The six-year-old student who shot his teacher in the US earlier this year, boasted about the incident saying “I shot [her] dead”, unsealed court documents show.
While being restrained after the shooting at a Virginia school, the boy is said to have admitted “I did it”, adding “I got my mom’s gun last night”.
His teacher, Abigail “Abby” Zwerner - who survived - filed a $40m (£31.4m) lawsuit earlier this year.
The boy has not been charged.
The boy’s mother, however, Deja Taylor, has been charged with felony child neglect and misdemeanour recklessly leaving a loaded firearm as to endanger a child.
In Ms Zwerner’s lawsuit, filed in April, she accuses school officials of gross negligence for ignoring warning signs and argues the defendants knew the child "had a history of random violence
The documents also mention another incident with the same student while he was in kindergarten.
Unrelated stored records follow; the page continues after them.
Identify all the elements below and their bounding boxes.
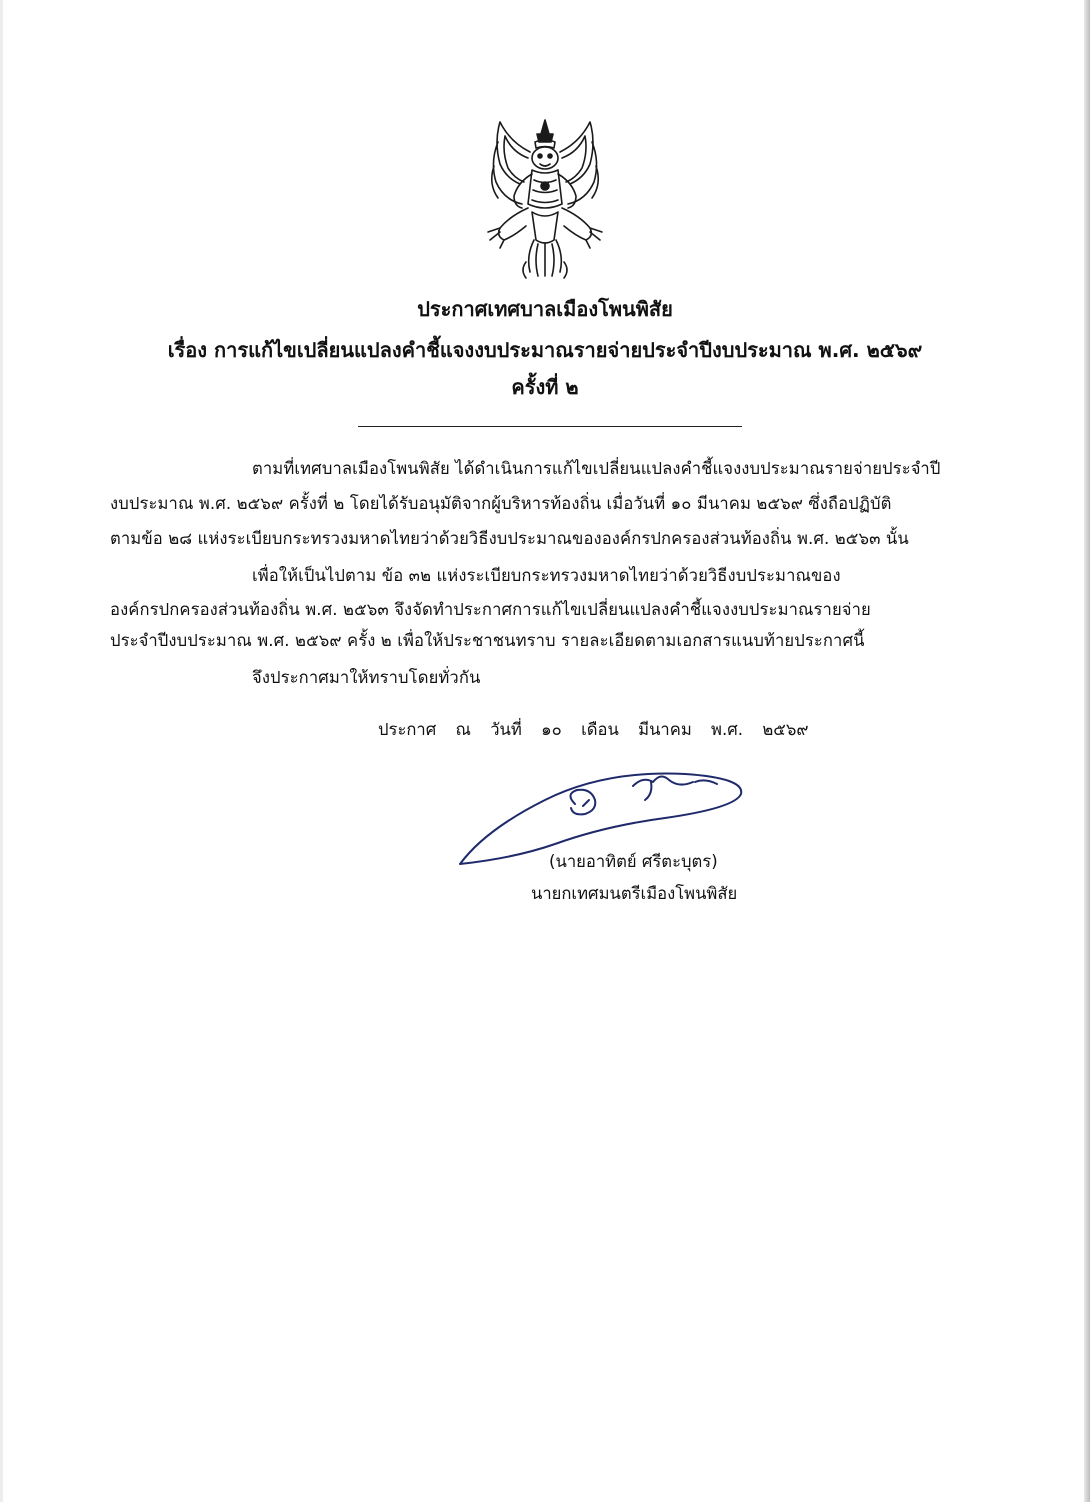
announcement-subject: เรื่อง การแก้ไขเปลี่ยนแปลงคำชี้แจงงบประมาณรายจ่ายประจำปีงบประมาณ พ.ศ. ๒๕๖๙ [167,338,923,362]
body-line: ประจำปีงบประมาณ พ.ศ. ๒๕๖๙ ครั้ง ๒ เพื่อให้ประชาชนทราบ รายละเอียดตามเอกสารแนบท้ายประกาศนี้ [110,631,865,650]
body-line: องค์กรปกครองส่วนท้องถิ่น พ.ศ. ๒๕๖๓ จึงจัดทำประกาศการแก้ไขเปลี่ยนแปลงคำชี้แจงงบประมาณรายจ่าย [110,600,871,619]
body-line: ตามข้อ ๒๘ แห่งระเบียบกระทรวงมหาดไทยว่าด้วยวิธีงบประมาณขององค์กรปกครองส่วนท้องถิ่น พ.ศ. ๒๕๖๓ นั้น [110,529,909,548]
date-announce-label: ประกาศ [378,720,437,739]
date-at-label: ณ [455,720,471,739]
date-day-label: วันที่ [490,720,522,739]
date-month: มีนาคม [638,720,692,739]
date-year: ๒๕๖๙ [762,720,809,739]
page-edge-right [1084,0,1090,1502]
closing-line: จึงประกาศมาให้ทราบโดยทั่วกัน [252,668,481,687]
date-era: พ.ศ. [711,720,744,739]
announcement-title: ประกาศเทศบาลเมืองโพนพิสัย [417,297,673,321]
announcement-round: ครั้งที่ ๒ [511,375,579,399]
garuda-emblem-icon [470,112,620,282]
body-line: เพื่อให้เป็นไปตาม ข้อ ๓๒ แห่งระเบียบกระทรวงมหาดไทยว่าด้วยวิธีงบประมาณของ [252,566,841,585]
date-month-label: เดือน [581,720,619,739]
date-day: ๑๐ [541,720,562,739]
signer-position: นายกเทศมนตรีเมืองโพนพิสัย [531,884,738,903]
body-line: งบประมาณ พ.ศ. ๒๕๖๙ ครั้งที่ ๒ โดยได้รับอนุมัติจากผู้บริหารท้องถิ่น เมื่อวันที่ ๑๐ มีนาคม ๒๕๖๙ ซึ่งถือปฏิบัติ [110,494,892,513]
title-divider [358,426,742,427]
page-edge-left [0,0,3,1502]
body-line: ตามที่เทศบาลเมืองโพนพิสัย ได้ดำเนินการแก้ไขเปลี่ยนแปลงคำชี้แจงงบประมาณรายจ่ายประจำปี [252,459,941,478]
signer-name: (นายอาทิตย์ ศรีตะบุตร) [549,852,718,871]
announcement-date [378,717,823,743]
A retired teacher told police he started “choking her to the point she could not breathe”.
Would you not consider the following to be a safe storage law?
https://law.lis.virginia.gov/vacode/18.2-56.2/
§ 18.2-56.2. Allowing access to firearms by children; penalty. A. It shall be unlawful for any person to recklessly leave a loaded, unsecured firearm in such a manner as to endanger the life or limb of any child under the age of fourteen. Any person violating the provisions of this subsection shall be guilty of a Class 1 misdemeanor.
B. It shall be unlawful for any person knowingly to authorize a child under the age of twelve to use a firearm except when the child is under the supervision of an adult. Any person violating this subsection shall be guilty of a Class 1 misdemeanor. For purposes of this subsection, “adult” shall mean a parent, guardian, person standing in loco parentis to the child or a person twenty-one years or over who has the permission of the parent, guardian, or person standing in loco parentis to supervise the child in the use of a firearm.